Na dole bieliki jak zwykle bawiły się z nami w chowanego. Usadowiły się na drzewach i siedziały. Stwierdziłam, że może już czas zajrzeć do Matthiessen State Park, do kanionu. Odeszliśmy od nabrzeża może ze dwa metry, gdy trzy młode bieliki poderwały się do lotu. Pędem wróciliśmy na stanowisko. Bieliki zrobiły rundkę i usiadły z powrotem. Postaliśmy, popatrzyliśmy, ale gdy tylko trochę odeszliśmy, te małpy nie ptaki, znowu się zerwały… W końcu małżonek powiedział „dość” i wsiedliśmy do samochodu… Gdy odjeżdżaliśmy, bieliki latały przy samym nabrzeżu…
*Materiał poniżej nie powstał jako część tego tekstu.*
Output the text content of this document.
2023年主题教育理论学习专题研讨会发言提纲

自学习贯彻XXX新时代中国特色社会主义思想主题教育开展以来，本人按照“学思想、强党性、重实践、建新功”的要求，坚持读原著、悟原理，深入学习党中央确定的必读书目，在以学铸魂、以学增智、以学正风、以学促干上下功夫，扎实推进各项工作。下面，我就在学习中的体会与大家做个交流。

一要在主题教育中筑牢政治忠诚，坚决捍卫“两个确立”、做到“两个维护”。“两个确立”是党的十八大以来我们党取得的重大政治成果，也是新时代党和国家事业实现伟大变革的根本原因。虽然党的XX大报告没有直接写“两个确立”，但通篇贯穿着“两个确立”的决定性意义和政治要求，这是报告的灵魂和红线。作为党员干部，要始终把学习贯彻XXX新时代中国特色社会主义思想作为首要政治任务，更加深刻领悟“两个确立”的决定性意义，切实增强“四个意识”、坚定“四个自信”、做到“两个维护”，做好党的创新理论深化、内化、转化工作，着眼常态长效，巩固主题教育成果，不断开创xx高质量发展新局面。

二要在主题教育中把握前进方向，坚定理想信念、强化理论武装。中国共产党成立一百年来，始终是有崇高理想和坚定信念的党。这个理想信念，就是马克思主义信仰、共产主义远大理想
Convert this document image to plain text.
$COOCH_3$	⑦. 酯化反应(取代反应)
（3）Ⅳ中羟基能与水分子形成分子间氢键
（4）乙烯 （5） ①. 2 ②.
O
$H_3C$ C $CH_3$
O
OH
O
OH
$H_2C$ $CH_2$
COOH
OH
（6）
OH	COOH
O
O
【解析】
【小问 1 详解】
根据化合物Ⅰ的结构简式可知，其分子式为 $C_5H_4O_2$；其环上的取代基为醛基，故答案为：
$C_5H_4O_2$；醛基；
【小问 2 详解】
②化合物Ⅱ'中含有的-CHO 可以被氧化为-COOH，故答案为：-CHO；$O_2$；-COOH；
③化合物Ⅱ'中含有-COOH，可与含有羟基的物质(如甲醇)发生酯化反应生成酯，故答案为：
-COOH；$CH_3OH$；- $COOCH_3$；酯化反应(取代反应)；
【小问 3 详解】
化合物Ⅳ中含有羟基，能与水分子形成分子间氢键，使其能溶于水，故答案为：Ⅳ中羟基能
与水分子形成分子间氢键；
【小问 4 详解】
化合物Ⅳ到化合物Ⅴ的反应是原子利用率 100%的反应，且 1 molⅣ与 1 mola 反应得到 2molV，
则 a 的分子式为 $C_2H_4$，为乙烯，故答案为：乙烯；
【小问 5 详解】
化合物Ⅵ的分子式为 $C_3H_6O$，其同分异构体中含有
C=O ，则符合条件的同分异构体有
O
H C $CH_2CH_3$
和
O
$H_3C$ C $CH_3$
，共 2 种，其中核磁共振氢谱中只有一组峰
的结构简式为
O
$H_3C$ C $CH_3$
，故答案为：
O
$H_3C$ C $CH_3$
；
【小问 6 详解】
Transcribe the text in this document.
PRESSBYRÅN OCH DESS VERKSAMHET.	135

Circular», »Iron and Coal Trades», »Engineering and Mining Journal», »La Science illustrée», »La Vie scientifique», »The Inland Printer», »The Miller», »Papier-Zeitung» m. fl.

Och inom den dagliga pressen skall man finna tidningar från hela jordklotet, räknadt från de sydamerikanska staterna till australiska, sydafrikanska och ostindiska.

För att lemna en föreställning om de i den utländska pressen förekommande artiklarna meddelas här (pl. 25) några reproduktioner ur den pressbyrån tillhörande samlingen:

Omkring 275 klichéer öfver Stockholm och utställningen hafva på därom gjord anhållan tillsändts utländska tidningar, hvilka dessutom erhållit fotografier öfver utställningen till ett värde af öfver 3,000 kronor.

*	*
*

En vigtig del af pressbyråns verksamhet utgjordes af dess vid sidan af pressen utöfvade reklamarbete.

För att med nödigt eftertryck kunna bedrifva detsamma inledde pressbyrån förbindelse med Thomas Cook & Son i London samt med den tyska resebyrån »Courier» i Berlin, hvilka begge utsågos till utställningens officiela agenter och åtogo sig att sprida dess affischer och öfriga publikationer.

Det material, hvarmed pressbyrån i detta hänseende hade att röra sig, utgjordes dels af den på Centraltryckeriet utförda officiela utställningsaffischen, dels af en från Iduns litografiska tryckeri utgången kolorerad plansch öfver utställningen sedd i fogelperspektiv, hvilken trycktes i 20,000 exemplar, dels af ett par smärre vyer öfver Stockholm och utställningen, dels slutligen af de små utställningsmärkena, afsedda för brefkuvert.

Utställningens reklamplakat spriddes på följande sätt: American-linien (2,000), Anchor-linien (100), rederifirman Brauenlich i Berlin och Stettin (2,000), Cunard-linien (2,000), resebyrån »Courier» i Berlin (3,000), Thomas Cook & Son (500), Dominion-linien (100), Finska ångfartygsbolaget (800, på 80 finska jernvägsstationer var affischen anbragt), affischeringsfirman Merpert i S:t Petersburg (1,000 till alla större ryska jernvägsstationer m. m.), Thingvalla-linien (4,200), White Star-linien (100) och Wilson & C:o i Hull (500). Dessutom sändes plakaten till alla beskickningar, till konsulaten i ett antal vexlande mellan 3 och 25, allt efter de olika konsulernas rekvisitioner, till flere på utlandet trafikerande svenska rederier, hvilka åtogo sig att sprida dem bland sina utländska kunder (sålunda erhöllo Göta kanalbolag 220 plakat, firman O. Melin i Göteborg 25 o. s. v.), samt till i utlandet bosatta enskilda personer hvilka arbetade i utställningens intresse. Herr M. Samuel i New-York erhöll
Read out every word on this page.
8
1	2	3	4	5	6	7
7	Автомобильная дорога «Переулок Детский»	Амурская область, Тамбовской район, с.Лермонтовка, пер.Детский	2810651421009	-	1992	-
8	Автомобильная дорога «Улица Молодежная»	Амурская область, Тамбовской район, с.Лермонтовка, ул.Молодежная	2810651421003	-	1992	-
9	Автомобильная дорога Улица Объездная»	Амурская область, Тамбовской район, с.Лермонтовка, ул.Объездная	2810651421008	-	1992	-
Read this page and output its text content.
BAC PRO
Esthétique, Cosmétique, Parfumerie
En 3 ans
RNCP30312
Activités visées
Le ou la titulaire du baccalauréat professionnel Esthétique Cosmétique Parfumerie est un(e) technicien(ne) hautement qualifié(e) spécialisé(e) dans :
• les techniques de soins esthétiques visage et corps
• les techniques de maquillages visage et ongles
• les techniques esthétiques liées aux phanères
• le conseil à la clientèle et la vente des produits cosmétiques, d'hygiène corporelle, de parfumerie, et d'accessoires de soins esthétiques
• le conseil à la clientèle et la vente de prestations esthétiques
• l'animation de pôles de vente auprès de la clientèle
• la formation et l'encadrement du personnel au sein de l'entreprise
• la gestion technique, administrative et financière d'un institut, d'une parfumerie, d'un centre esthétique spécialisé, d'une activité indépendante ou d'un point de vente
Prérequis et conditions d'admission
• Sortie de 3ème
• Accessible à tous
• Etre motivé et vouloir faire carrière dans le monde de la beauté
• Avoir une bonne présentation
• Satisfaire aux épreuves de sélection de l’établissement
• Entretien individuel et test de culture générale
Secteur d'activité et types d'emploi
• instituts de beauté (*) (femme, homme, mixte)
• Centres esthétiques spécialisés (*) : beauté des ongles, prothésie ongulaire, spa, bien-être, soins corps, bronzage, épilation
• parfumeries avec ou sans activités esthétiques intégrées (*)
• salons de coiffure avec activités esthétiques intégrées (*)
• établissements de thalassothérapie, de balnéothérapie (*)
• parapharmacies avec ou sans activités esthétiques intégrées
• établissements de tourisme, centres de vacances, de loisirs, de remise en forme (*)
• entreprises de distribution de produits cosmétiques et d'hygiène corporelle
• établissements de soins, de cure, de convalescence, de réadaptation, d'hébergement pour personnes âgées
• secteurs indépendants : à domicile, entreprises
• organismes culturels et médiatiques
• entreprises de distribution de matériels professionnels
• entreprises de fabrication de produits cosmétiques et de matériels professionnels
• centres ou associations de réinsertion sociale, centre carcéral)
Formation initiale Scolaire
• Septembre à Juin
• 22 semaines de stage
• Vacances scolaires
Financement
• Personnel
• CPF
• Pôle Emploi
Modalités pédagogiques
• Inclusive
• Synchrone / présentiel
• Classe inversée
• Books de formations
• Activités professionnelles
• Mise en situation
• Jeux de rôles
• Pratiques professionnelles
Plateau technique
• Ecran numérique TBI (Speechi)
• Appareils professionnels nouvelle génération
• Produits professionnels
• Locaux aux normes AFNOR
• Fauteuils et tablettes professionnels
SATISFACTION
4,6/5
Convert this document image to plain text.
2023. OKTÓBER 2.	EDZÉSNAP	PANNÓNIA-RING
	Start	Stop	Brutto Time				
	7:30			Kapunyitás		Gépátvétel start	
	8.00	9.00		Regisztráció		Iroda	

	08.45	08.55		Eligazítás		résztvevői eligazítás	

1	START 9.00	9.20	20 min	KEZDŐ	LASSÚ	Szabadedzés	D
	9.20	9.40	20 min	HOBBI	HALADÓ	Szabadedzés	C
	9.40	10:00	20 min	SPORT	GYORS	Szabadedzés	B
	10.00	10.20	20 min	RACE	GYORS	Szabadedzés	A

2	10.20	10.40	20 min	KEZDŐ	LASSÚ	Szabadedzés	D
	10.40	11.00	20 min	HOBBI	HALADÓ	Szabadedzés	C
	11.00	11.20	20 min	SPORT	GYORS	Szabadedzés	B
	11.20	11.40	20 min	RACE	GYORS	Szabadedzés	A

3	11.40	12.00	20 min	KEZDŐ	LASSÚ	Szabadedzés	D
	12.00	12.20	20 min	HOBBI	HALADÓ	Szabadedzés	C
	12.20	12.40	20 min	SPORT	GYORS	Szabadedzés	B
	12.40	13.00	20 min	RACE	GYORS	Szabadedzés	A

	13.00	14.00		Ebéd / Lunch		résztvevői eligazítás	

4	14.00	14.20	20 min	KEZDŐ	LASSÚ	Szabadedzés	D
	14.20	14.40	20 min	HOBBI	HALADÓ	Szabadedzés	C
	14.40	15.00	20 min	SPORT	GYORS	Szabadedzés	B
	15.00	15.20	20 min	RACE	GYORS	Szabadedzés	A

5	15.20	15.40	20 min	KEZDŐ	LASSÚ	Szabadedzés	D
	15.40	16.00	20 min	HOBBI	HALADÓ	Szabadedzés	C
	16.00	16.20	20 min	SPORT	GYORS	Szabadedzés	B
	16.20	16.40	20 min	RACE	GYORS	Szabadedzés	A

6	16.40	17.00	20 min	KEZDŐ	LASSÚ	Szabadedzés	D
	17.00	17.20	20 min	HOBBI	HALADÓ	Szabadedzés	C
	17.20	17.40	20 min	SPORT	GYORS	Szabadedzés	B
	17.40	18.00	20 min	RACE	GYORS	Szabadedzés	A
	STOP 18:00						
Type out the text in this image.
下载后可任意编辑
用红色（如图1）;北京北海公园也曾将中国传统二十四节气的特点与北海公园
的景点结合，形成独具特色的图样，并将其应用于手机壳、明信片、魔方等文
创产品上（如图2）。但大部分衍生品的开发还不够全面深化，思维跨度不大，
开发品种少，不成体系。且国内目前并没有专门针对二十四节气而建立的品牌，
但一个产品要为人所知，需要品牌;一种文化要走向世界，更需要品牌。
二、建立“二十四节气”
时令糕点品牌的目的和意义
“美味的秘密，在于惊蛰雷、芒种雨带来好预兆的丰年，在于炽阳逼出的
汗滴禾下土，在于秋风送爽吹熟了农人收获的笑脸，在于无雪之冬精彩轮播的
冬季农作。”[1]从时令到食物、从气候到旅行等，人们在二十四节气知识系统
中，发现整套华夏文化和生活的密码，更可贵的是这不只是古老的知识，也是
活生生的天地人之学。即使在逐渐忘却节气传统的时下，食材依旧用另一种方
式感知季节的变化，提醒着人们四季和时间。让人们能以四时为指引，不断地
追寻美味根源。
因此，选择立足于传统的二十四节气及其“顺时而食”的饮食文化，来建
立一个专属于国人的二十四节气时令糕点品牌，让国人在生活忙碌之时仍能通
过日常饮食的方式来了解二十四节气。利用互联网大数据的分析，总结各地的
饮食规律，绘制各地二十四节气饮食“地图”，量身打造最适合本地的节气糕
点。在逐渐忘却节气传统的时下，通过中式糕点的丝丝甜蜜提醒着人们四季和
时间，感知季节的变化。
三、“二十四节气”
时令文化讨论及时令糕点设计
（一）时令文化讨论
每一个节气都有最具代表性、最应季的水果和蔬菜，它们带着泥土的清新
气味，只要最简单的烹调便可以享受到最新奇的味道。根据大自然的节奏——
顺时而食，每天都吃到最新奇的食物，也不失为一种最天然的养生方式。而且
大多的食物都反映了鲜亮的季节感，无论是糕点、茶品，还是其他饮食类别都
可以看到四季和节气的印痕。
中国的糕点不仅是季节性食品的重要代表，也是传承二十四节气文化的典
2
W Matthiessen, główny wodospad nie był zamarznięty. Doszliśmy do wniosku, że po prostu jest za dużo w nim wody, a od kilku dni jest cieplej… Spróbowaliśmy zejść na dno kanionu. Nie dało się… tam gdzie zwykle płyną strumyk, szeroko rozlała się rzeka. Nie było którędy przejść… Poszliśmy więc górą. Od razu można było zauważyć, że niewiele osób odwiedza ten kanion. Na ścieżkach miejscami leżał nietknięty śnieg, jedynie na środku było trochę wydeptane. Obchodząc kanion górą, spotkaliśmy tylko dwoje ludzi…

Na rozstaju dróg zatrzymaliśmy się. Nie wiedzieliśmy, czy spróbować zejść w dół, czy dalej iść górą. Po krótkim namyśle, poszliśmy górą…

Mniejszy wodospad, ten przy jeziorku, był zamarznięty tylko w połowie. Może do tej części nie dochodziło słońce i nie roztopiło zmarzliny… Przy wodospadzie są schodki na dół. Często z nich korzystaliśmy, głównie żeby wejść, bo zwykle szliśmy dołem. Tym razem zeszliśmy… Dobrze, że nie próbowaliśmy wcześniej schodzić, bo tylko nadłożylibyśmy drogi. Tu też nie było przejścia. Nie dało się podejść pod sam wodospad. Musielibyśmy mieć kalosze i to takie do pół uda…

Wodospad wyglądał cudnie, a te sople z jego boku wyglądały jak ogromny manekin z wyciągniętymi rękami… Próbowałam zrobić zdjęcie z góry… ale ten mój lęk wysokości… Poza tym, murek na górze był bardzo mocno oblodzony. Tak samo jak i teren wokół niego. Bardzo łatwo można się tam pośliznąć, mimo raczków na nogach…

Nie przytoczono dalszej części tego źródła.